Once we are inside a breakpoint, the next logical thing is to inspect data. To do so we can move through the call stack or access variables' data.

We can inspect the current value for [args] by running: settings show target.run-args.

Backtrace / call stack

• Backtrace of current thread: thread backtrace or bt.

• List threads: thread list.

• Limit number of frames: bt 3 (top 3 frames).

• Select a frame: frame select N or f N where N is frame number.

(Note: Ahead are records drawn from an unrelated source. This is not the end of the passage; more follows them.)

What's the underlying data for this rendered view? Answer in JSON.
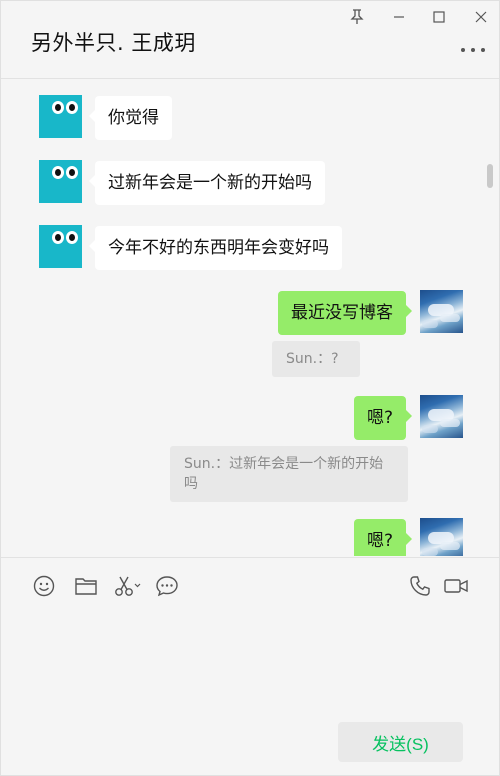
{
  "window": {
    "title": "另外半只. 王成玥"
  },
  "messages": [
    {
      "side": "left",
      "text": "你觉得"
    },
    {
      "side": "left",
      "text": "过新年会是一个新的开始吗"
    },
    {
      "side": "left",
      "text": "今年不好的东西明年会变好吗"
    },
    {
      "side": "right",
      "text": "最近没写博客"
    },
    {
      "side": "right",
      "quote": "Sun.：?"
    },
    {
      "side": "right",
      "text": "嗯?"
    },
    {
      "side": "right",
      "quote": "Sun.：过新年会是一个新的开始吗"
    },
    {
      "side": "right",
      "text": "嗯?"
    }
  ],
  "toolbar": {
    "icons": [
      "emoji-icon",
      "folder-icon",
      "scissors-icon",
      "chat-history-icon",
      "voice-call-icon",
      "video-call-icon"
    ]
  },
  "input": {
    "value": ""
  },
  "send": {
    "label": "发送(S)"
  },
  "colors": {
    "my_bubble": "#95ec69",
    "their_bubble": "#ffffff",
    "send_text": "#07c160",
    "avatar_cyan": "#18b7c9"
  }
}
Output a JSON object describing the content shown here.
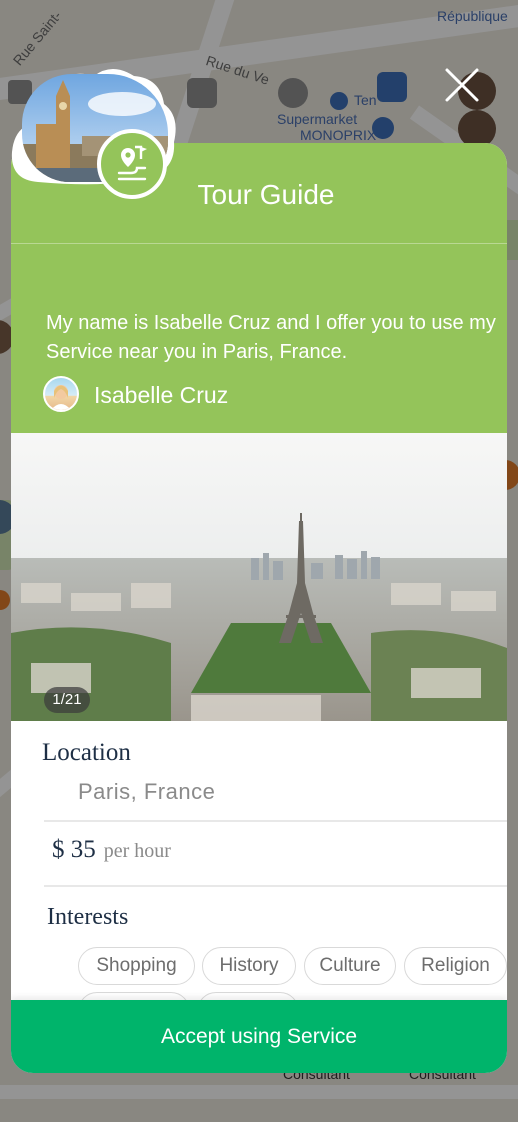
{
  "map": {
    "labels": [
      "République",
      "Rue du Ve",
      "Rue Saint-",
      "Supermarket",
      "MONOPRIX",
      "Ten",
      "Consultant",
      "Consultant"
    ]
  },
  "badge": {
    "photo_icon": "landmark-photo",
    "category_icon": "map-pin-route-icon"
  },
  "card": {
    "title": "Tour Guide",
    "description": "My name is Isabelle Cruz and I offer you to use my Service near you in Paris, France.",
    "owner_name": "Isabelle Cruz",
    "photo_counter": "1/21",
    "location_label": "Location",
    "location_value": "Paris, France",
    "price_value": "$ 35",
    "price_unit": "per hour",
    "interests_label": "Interests",
    "interests": [
      "Shopping",
      "History",
      "Culture",
      "Religion"
    ],
    "accept_button": "Accept using Service"
  },
  "colors": {
    "header_green": "#94c45a",
    "accept_green": "#00b46b",
    "heading_navy": "#1e2f45"
  }
}
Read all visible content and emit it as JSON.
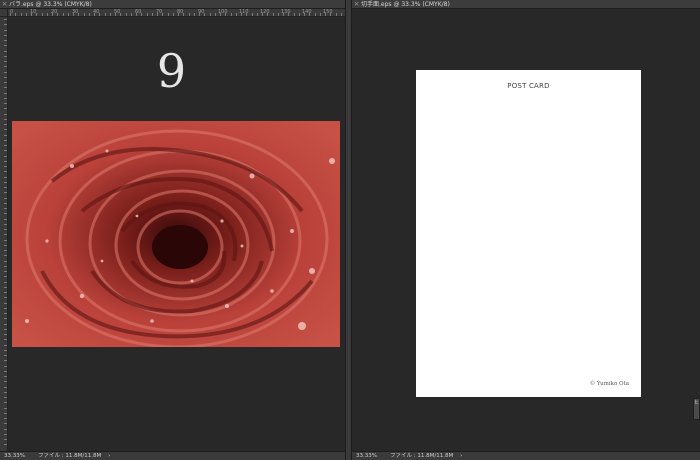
{
  "left_document": {
    "tab_close": "×",
    "tab_title": "バラ.eps @ 33.3% (CMYK/8)",
    "ruler_labels": [
      "0",
      "10",
      "20",
      "30",
      "40",
      "50",
      "60",
      "70",
      "80",
      "90",
      "100",
      "110",
      "120",
      "130",
      "140",
      "150"
    ],
    "big_number": "9",
    "image_subject": "red rose with water droplets",
    "status": {
      "zoom": "33.33%",
      "file_info": "ファイル : 11.8M/11.8M",
      "arrow": "›"
    }
  },
  "right_document": {
    "tab_close": "×",
    "tab_title": "切手面.eps @ 33.3% (CMYK/8)",
    "card_title": "POST CARD",
    "card_credit": "© Yumiko Ota",
    "status": {
      "zoom": "33.33%",
      "file_info": "ファイル : 11.8M/11.8M",
      "arrow": "›"
    }
  },
  "panel_tab": "ヒ",
  "colors": {
    "rose_red": "#b23a31",
    "app_bg": "#282828",
    "chrome": "#3a3a3a"
  }
}
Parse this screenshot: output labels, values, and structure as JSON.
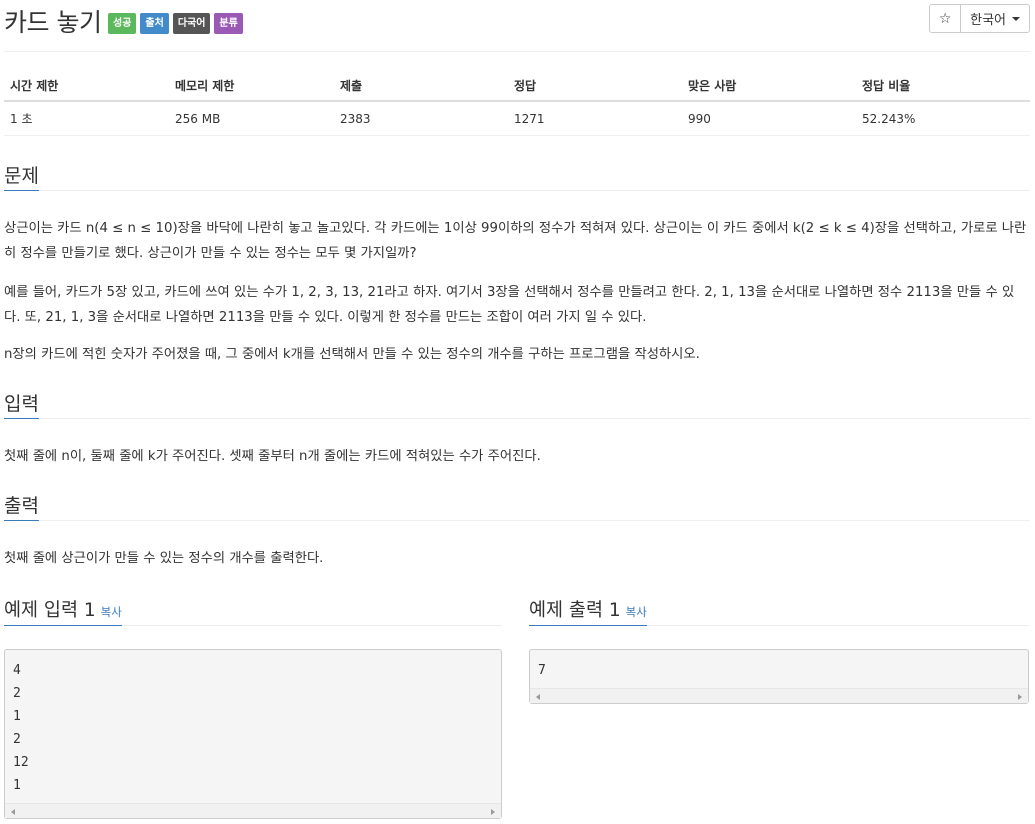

• Show current frame info: frame info

Variables and expressions

• Show all local variables and arguments in current frame: frame variable or fr v

• Show selected variables: frame variable x y

• Print variable or expression: print x or p x

• Show pointer value and what it points to: frame variable ptr or expr prt

• Dump memory at an address: memory read 0x4ffaabedc000

Summing Up

There is much more that can be achieved with LLDB and CLANG to further improve debugging, but in the same way the “sports” mode of your car is not what you use for everyday driving, and the car still delivers, this compact command cheat-sheet should be able to get you covered in most case scenarios when debugging C programs in the command line.